Historicamente, a quimbanda era vista como o “eixo ruim, do mal” da Umbanda. Barok afirma que isso é uma “mera história inventada” por pessoas preconceituosas. “A quimbanda é um culto ancestral no qual a gente busca evolução espiritual”, explicou. Sobre a origem, não há consenso. Barok diz que o nome foi emprestado dos povos bantos, que chamavam seus curandeiros de “kimbanda” (com K), responsáveis pela arte da magia para curar nas tribos.

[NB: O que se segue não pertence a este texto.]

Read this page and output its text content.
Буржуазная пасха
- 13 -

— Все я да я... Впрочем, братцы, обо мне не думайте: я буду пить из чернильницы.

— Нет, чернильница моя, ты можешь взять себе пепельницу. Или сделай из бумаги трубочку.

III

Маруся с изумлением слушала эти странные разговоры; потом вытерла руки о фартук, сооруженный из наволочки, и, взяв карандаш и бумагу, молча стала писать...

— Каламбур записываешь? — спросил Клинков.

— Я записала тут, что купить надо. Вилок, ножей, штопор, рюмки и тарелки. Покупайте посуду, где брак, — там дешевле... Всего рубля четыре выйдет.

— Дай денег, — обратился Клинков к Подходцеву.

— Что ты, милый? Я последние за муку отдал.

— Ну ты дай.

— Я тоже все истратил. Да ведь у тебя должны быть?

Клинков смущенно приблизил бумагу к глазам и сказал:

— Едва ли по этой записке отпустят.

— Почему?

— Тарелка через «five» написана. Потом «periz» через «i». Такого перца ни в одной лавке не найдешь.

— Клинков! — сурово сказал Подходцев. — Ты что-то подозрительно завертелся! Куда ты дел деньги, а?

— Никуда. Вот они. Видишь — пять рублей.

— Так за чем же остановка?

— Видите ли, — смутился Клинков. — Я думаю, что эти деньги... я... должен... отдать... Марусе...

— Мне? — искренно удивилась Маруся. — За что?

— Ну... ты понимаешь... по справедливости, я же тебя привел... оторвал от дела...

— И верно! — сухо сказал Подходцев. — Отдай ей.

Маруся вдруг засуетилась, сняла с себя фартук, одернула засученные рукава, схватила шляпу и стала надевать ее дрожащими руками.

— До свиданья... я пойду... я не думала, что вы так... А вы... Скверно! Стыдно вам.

Reencarnação e evolução espiritual

Um dos pilares do culto é a crença na reencarnação, mas vista como um “castigo espiritual”. “Como se fosse uma maldição, porque é um ciclo de que você morre, desencarna e você ainda volta pra essa terra, para ter que viver todo o mesmo processo de vida, onde você vai sentir dores, vai sentir emoções, vai sentir coisas ruins, vai sentir coisas boas”, detalhou Barok.

“Nós, na quimbanda, procuramos evoluir nosso espírito dentro da religião para que nós não precisemos ter que voltar a este mundo. O nosso intuito é evoluir espiritualmente para que nós nos tornemos exus e pomba-giras, ou seja, para que a gente venha a ser agraciados no mundo espiritual”, complementou o sacerdote.